Demeğe başlar ve Tanrı ile sırrı, sözü bir olur.

İşte bunun için sağlığın onun perdesi ve Tanrı’nın o ağrının altında gizli olduğunu görüyorsun.

İnsan malı ve nasibi olduğu müddetçe arzularının sebeplerini hazırlar.
Gece gündüz onlarla uğraşır.

Fakirlik yüz gösterir göstermez, iradesi zayıflar ve Tanrı’nın etrafında dolaşır.

Şiir:
Bana seni mestlik (Sarhoşluk) ve fakirlik getirdi.
Ben senin mestliğinin ve fakirliğinin kuluyum.

Ulu Tanrı, Fravun’a dört yüz yıl ömür, mal, mülk, padişahlık ve her türlü arzusunu yerine getirmeyi nasip etti.

Bunların hepsi onu Tanrı’nın huzurundan uzak bırakan perdelerdi.
Sakın Hakk’ı anmasın!

Diye, bir gün onun arzusunu yerine getirmezlik etmedi ve ona bir baş ağrısı vermedi.

(Nihayet) bir gün sen kendi muradınla (Dileğinle, amaçınla) meşgul ol ve bizi hatırlama, gecen hayırlı olsun!
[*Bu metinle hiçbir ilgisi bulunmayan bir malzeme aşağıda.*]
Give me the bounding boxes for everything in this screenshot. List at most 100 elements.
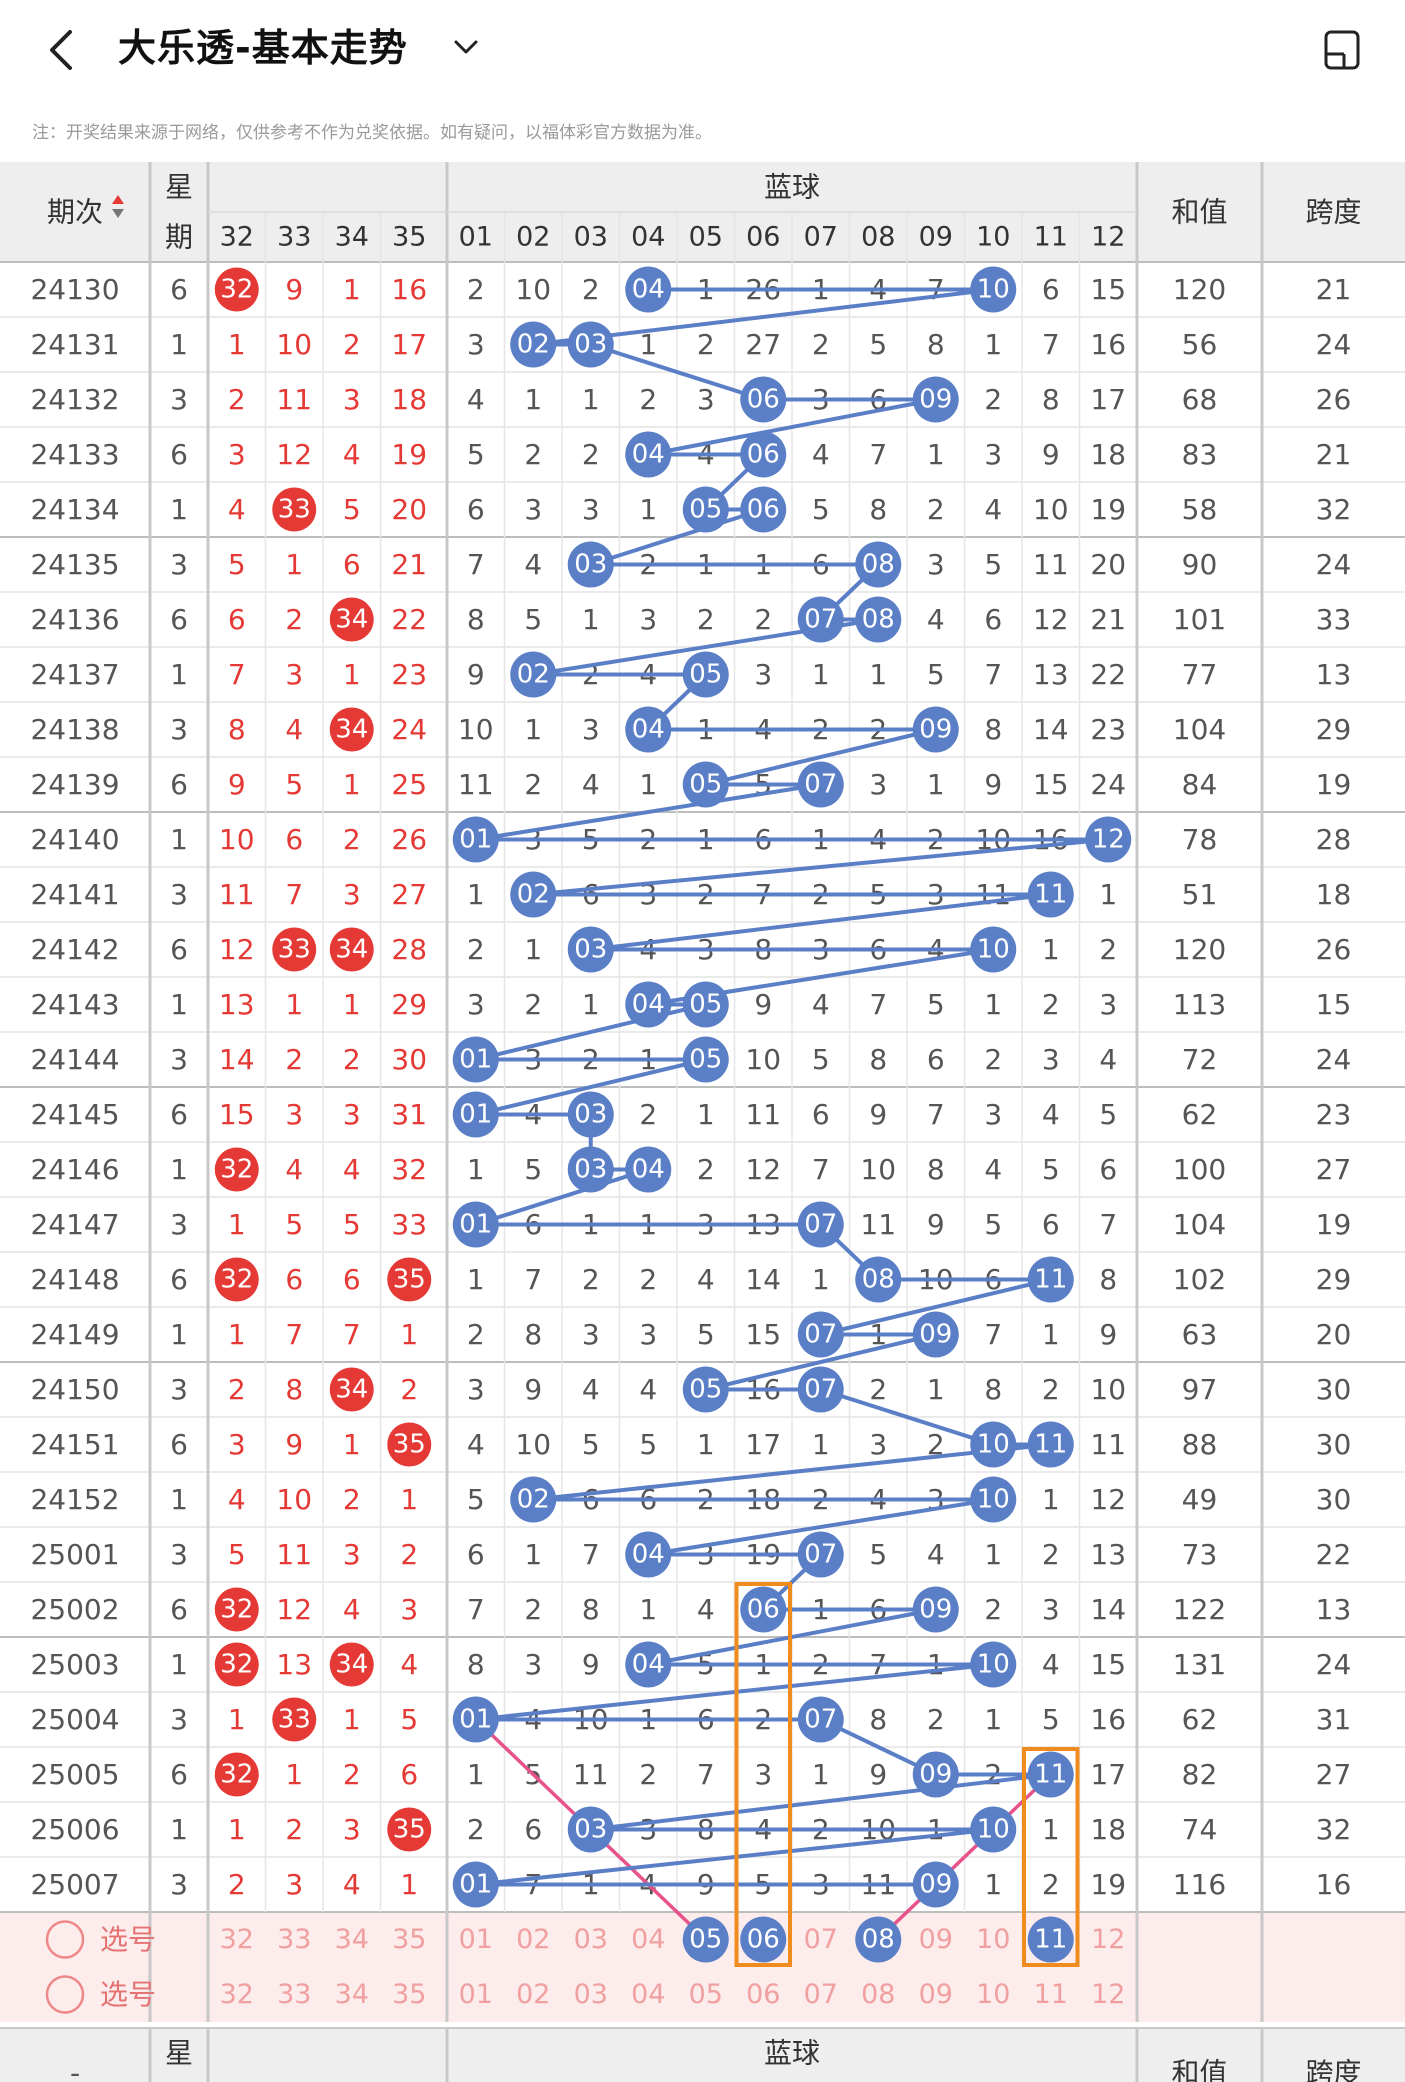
select-red-number: 34 (335, 1924, 369, 1955)
select-red-number: 33 (277, 1924, 311, 1955)
blue-miss-cell: 15 (1090, 1648, 1126, 1681)
red-ball-number: 32 (220, 1595, 253, 1625)
back-button[interactable] (40, 22, 84, 78)
weekday-cell: 3 (170, 1703, 188, 1736)
blue-miss-cell: 16 (1090, 1703, 1126, 1736)
blue-ball-number: 10 (977, 1650, 1010, 1680)
red-ball (214, 1752, 259, 1797)
selected-blue-ball (1027, 1916, 1074, 1963)
red-miss-cell: 6 (228, 603, 246, 636)
sort-up-icon[interactable] (112, 195, 124, 204)
red-miss-cell: 3 (228, 1428, 246, 1461)
blue-miss-cell: 1 (639, 328, 657, 361)
blue-miss-cell: 1 (467, 1758, 485, 1791)
select-radio[interactable] (45, 1920, 85, 1959)
blue-miss-cell: 10 (745, 1043, 781, 1076)
blue-ball (740, 431, 787, 478)
blue-ball (567, 541, 614, 588)
red-miss-cell: 2 (228, 1868, 246, 1901)
weekday-cell: 6 (170, 438, 188, 471)
select-blue-number: 02 (516, 1924, 550, 1955)
blue-miss-cell: 3 (1099, 988, 1117, 1021)
red-miss-cell: 1 (400, 1483, 418, 1516)
blue-miss-cell: 4 (582, 768, 600, 801)
blue-miss-cell: 7 (869, 988, 887, 1021)
red-miss-cell: 6 (285, 1263, 303, 1296)
blue-miss-cell: 11 (745, 1098, 781, 1131)
red-miss-cell: 6 (285, 823, 303, 856)
sum-cell: 113 (1173, 988, 1226, 1021)
blue-column-header: 09 (919, 222, 953, 253)
red-miss-cell: 5 (400, 1703, 418, 1736)
blue-miss-cell: 2 (639, 383, 657, 416)
bottom-span-header: 跨度 (1305, 2057, 1361, 2082)
blue-ball-number: 03 (574, 1155, 607, 1185)
red-miss-cell: 2 (343, 1043, 361, 1076)
blue-miss-cell: 3 (467, 328, 485, 361)
blue-miss-cell: 4 (984, 493, 1002, 526)
sort-down-icon[interactable] (112, 209, 124, 218)
sum-cell: 100 (1173, 1153, 1226, 1186)
blue-ball (682, 1366, 729, 1413)
blue-miss-cell: 1 (639, 768, 657, 801)
blue-miss-cell: 8 (927, 328, 945, 361)
blue-miss-cell: 20 (1090, 548, 1126, 581)
span-cell: 28 (1316, 823, 1352, 856)
red-miss-cell: 2 (285, 603, 303, 636)
red-miss-cell: 27 (391, 878, 427, 911)
weekday-cell: 1 (170, 1318, 188, 1351)
blue-miss-cell: 21 (1090, 603, 1126, 636)
blue-miss-cell: 18 (1090, 438, 1126, 471)
blue-miss-cell: 10 (1090, 1373, 1126, 1406)
red-miss-cell: 2 (228, 1373, 246, 1406)
red-miss-cell: 2 (400, 1538, 418, 1571)
blue-ball-number: 06 (747, 385, 780, 415)
blue-ball-number: 10 (977, 1485, 1010, 1515)
bottom-blue-header: 蓝球 (764, 2037, 820, 2070)
blue-miss-cell: 5 (1042, 1153, 1060, 1186)
select-radio[interactable] (45, 1975, 85, 2014)
blue-column-header: 04 (631, 222, 665, 253)
blue-miss-cell: 15 (1033, 768, 1069, 801)
select-red-number: 32 (220, 1924, 254, 1955)
blue-ball-number: 07 (804, 1540, 837, 1570)
select-blue-number: 06 (746, 1979, 780, 2010)
red-miss-cell: 15 (219, 1098, 255, 1131)
weekday-cell: 6 (170, 603, 188, 636)
sum-cell: 82 (1182, 1758, 1218, 1791)
red-miss-cell: 4 (400, 1648, 418, 1681)
red-miss-cell: 23 (391, 658, 427, 691)
span-cell: 16 (1316, 1868, 1352, 1901)
blue-miss-cell: 2 (467, 273, 485, 306)
blue-miss-cell: 9 (984, 768, 1002, 801)
blue-miss-cell: 9 (524, 1373, 542, 1406)
blue-miss-cell: 3 (697, 383, 715, 416)
select-red-number: 33 (277, 1979, 311, 2010)
blue-ball-number: 11 (1034, 1265, 1067, 1295)
layout-toggle-button[interactable] (1318, 26, 1366, 74)
select-blue-number: 03 (574, 1924, 608, 1955)
blue-miss-cell: 2 (582, 438, 600, 471)
period-cell: 25003 (30, 1648, 119, 1681)
red-miss-cell: 2 (400, 1373, 418, 1406)
blue-miss-cell: 1 (697, 1098, 715, 1131)
bottom-sum-header: 和值 (1171, 2057, 1227, 2082)
blue-ball-number: 04 (632, 715, 665, 745)
red-miss-cell: 9 (285, 273, 303, 306)
blue-ball-number: 09 (919, 385, 952, 415)
title-dropdown-button[interactable] (448, 28, 484, 68)
select-blue-number: 09 (919, 1924, 953, 1955)
weekday-cell: 6 (170, 1098, 188, 1131)
blue-miss-cell: 3 (1042, 1043, 1060, 1076)
red-miss-cell: 2 (285, 1813, 303, 1846)
red-miss-cell: 7 (228, 658, 246, 691)
period-cell: 24132 (30, 383, 119, 416)
red-miss-cell: 29 (391, 988, 427, 1021)
select-blue-number: 11 (1034, 1979, 1068, 2010)
red-miss-cell: 3 (343, 1538, 361, 1571)
blue-miss-cell: 2 (754, 603, 772, 636)
select-blue-number: 04 (631, 1924, 665, 1955)
blue-miss-cell: 2 (582, 273, 600, 306)
blue-miss-cell: 5 (984, 548, 1002, 581)
period-cell: 25006 (30, 1813, 119, 1846)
Dedi.

Süleyman senin mülkünden doydu, Eyüb beladan kanmadı.

                       ***
FİHİ MAFİH MEVLANA HAZRETLERİ                        
Maarif basımevi 1954
Çeviren Meliha Ülker TARIKAHYA

                     ***    
Neler öğrendik:

1.   Tanrı’nın varlığını görmezlikten gelmemize iki engel olduğunu, bunların sağlık ve mal olduğunu öğrendik.

2.   Sağlığı ve malı olanın istekleri peşinde koşup yaşadığını, Tanrı’yı aramadığını, anmadığını öğrendik.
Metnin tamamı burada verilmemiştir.